- Pronunciation: [tuʰha] [tuˤha]
- Native to: Mongolia
- Region: Tsagaan-Üür, Khövsgöl
- Ethnicity: 600 Tuha (Urianghai)
- Native speakers: <10 (2019)
- Language family: Turkic Common TurkicSiberian TurkicSouth SiberianSayan TurkicTaiga Sayan TurkicTuha; ; ; ; ; ;
- Dialects: Soyt; Arig Urianghai; Övör Širkheten; Görööčin Urianghai;

Language codes
- ISO 639-3: None (mis)
- Glottolog: tuha1234
- ELP: Tuha
- Khövsgöl Uryangkhay is classified as Critically Endangered by the UNESCO Atlas of the World's Languages in Danger

= Tuha language =

Moribund Turkic language of Mongolia

Tuha, also called Uighur Uryangkhai and Khövsgöl Uryangkhay, is a moribund variety of Tofa or an independent language spoken east of Lake Khövsgöl in northern Mongolia by less than 10 people. Even though it was taught in schools during the 1970s, during which it was investigated by the Mongolian linguist Luvsandorjiyn Bold, it is now nearly extinct.

== Classification ==
Tuha is a member of the Sayan Turkic branch of Siberian Turkic. It has preserved archaic features lost elsewhere in Sayan Turkic. According to Juha Janhunen, it is best classified as a language for taxonomic purposes and language revitalization. According to Elisabetta Ragagnin, Tuha shares isoglosses with Tofa, Altai and Old Turkic.

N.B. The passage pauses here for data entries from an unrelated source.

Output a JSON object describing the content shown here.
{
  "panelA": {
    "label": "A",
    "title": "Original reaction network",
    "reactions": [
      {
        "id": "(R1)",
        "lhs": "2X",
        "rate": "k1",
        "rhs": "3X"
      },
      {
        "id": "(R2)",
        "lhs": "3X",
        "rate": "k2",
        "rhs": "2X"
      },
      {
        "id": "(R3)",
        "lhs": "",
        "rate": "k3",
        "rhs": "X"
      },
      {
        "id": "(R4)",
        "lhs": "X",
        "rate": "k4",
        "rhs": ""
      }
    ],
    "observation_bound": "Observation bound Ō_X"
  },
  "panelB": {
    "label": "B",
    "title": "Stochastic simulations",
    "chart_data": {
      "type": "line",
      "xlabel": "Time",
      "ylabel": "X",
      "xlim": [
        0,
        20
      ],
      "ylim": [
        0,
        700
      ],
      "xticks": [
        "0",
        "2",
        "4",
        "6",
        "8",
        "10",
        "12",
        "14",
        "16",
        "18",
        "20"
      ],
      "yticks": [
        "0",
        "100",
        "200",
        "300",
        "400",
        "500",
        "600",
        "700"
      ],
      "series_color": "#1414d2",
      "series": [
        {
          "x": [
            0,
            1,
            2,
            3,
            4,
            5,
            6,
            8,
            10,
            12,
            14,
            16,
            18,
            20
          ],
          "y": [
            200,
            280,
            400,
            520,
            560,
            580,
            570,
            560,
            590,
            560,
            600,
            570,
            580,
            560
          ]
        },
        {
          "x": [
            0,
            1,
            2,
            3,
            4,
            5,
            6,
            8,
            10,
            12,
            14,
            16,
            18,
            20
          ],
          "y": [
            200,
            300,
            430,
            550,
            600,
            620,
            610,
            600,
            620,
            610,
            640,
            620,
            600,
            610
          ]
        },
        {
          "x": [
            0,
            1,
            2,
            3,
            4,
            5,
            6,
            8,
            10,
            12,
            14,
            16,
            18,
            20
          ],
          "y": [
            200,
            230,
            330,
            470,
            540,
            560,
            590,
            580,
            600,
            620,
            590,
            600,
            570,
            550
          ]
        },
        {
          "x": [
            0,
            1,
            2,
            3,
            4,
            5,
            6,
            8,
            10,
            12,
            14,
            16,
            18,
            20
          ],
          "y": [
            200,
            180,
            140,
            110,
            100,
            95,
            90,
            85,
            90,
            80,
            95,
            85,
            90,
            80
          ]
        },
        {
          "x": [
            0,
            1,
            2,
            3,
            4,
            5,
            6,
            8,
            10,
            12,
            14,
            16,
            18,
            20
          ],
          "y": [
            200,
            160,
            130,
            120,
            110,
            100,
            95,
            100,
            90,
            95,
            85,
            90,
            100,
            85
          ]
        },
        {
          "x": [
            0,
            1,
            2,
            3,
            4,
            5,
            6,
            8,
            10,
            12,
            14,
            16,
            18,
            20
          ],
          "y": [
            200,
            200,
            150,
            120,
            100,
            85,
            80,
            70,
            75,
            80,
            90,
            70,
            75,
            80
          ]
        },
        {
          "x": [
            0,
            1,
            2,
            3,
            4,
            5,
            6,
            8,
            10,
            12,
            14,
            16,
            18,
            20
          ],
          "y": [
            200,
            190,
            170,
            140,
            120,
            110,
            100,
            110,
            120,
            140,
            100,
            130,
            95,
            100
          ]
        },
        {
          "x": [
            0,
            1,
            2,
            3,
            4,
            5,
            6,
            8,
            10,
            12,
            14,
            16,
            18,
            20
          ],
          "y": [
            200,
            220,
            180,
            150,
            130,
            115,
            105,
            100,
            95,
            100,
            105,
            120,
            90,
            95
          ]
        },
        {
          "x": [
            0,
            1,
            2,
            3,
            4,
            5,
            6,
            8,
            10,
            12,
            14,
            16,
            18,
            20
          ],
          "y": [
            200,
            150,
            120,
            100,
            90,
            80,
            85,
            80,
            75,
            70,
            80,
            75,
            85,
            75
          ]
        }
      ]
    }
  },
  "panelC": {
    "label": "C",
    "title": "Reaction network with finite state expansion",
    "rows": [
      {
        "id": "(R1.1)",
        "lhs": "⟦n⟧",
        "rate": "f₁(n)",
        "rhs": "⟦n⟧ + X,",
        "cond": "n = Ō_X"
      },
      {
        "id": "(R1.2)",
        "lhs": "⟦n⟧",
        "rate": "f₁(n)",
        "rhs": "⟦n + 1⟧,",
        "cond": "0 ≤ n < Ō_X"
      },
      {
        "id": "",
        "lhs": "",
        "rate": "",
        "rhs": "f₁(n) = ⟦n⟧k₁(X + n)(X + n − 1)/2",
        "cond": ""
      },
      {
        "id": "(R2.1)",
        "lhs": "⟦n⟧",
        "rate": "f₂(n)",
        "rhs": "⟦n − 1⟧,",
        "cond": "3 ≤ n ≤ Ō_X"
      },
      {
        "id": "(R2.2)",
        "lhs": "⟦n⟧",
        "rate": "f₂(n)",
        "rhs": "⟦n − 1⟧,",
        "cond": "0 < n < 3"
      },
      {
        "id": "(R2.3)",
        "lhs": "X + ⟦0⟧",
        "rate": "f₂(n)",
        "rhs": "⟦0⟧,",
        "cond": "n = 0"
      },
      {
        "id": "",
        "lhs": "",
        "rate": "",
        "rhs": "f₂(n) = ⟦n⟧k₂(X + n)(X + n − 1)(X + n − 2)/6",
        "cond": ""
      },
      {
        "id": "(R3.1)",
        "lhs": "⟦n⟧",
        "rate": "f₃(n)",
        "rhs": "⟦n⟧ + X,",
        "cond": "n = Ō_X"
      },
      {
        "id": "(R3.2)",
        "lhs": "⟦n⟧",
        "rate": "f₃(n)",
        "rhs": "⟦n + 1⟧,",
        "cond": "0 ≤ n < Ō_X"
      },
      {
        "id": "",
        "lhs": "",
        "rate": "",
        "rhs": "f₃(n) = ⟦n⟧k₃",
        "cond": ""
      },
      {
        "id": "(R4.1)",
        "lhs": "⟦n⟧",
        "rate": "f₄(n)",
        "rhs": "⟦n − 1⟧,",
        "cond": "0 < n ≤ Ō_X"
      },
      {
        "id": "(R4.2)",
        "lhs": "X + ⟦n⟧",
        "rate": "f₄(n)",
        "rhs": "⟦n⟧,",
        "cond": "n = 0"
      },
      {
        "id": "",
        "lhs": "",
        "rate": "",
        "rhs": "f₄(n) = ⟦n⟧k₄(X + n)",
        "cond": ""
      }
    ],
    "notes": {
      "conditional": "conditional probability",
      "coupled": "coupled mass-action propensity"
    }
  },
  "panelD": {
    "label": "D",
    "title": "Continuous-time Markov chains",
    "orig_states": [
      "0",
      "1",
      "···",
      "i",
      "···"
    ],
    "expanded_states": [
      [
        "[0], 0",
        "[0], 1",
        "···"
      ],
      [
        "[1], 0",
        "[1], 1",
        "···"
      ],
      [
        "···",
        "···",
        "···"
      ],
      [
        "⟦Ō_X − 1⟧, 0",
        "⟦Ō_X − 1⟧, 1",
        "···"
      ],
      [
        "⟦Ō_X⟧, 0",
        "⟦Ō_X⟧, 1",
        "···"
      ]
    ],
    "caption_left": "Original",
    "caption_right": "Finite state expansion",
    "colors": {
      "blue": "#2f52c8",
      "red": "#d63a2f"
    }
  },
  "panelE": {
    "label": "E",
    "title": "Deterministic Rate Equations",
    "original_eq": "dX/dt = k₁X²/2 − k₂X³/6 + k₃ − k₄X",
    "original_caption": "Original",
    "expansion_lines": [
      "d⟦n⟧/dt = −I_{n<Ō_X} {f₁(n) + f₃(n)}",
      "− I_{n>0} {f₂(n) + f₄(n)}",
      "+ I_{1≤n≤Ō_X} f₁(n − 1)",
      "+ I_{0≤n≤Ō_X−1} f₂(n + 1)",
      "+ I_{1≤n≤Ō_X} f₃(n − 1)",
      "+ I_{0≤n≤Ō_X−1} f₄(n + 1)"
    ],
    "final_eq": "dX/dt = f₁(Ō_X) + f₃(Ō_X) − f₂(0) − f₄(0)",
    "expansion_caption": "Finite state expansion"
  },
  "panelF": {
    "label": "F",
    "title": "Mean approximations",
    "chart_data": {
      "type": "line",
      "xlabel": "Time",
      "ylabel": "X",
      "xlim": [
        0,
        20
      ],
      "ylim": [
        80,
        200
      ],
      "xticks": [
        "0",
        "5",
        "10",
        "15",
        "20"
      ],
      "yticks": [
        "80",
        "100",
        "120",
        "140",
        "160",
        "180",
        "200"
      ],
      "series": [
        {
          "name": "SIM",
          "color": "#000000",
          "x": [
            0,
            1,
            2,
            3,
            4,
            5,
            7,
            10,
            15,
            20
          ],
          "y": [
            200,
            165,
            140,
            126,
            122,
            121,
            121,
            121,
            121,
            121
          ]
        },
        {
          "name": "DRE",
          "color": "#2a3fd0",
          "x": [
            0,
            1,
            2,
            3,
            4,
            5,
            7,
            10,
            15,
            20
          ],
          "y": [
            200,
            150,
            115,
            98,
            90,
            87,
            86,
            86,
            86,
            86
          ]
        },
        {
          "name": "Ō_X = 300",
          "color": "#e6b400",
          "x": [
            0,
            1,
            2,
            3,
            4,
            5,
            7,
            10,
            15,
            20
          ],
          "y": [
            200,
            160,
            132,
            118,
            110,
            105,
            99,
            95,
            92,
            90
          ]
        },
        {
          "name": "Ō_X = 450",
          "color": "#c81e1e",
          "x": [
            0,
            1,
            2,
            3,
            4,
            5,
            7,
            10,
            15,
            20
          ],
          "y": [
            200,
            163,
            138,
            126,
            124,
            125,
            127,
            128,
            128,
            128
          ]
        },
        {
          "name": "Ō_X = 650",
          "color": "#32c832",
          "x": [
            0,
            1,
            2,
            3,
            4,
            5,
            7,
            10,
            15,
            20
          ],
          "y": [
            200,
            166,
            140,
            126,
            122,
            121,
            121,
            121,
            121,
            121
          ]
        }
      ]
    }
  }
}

It is believed that the Tuha originally were Soyots that separated from them around 400 years ago.

== Phonology ==

=== Vowels ===

Tuha vowels
|  | Front | Central | Back |
|---|---|---|---|
| Close | i | ɨ | u |
| Mid | e |  | o |
| Open |  | a |  |

=== Consonants ===
The nasal palatal approximant /[j̃]/ occurs in Tuha, as with all other Taiga Sayan languages. For example, the words añaq 'cup' (<аяга), ñaš 'tree' (<*ɨɣaš), mɨñaq~mɨyaq 'dung', ñaaq 'chin, jaw', ñeŋ 'anus', and yaa~ñaa 'new' have it.

== Vocabulary ==
In the 1970s, Tuha took over 30% of its vocabulary from Mongolian. This can be seen from the word for böhkčinǝ ~ böhkčino 'wolf', which seems to come from the Mongolian word 'blue-grey wolf'. Tuha also has preserved the archaic features of Sayan Turkic that are not documented in the other Sayan Turkic languages.

Where Tuha has the word keeš- //keeǰir// 'to say', in Tofa this word is far more limited in usage, and is used only relating to marriage arrangements (cf. Tofa heešken qɨs 'bride).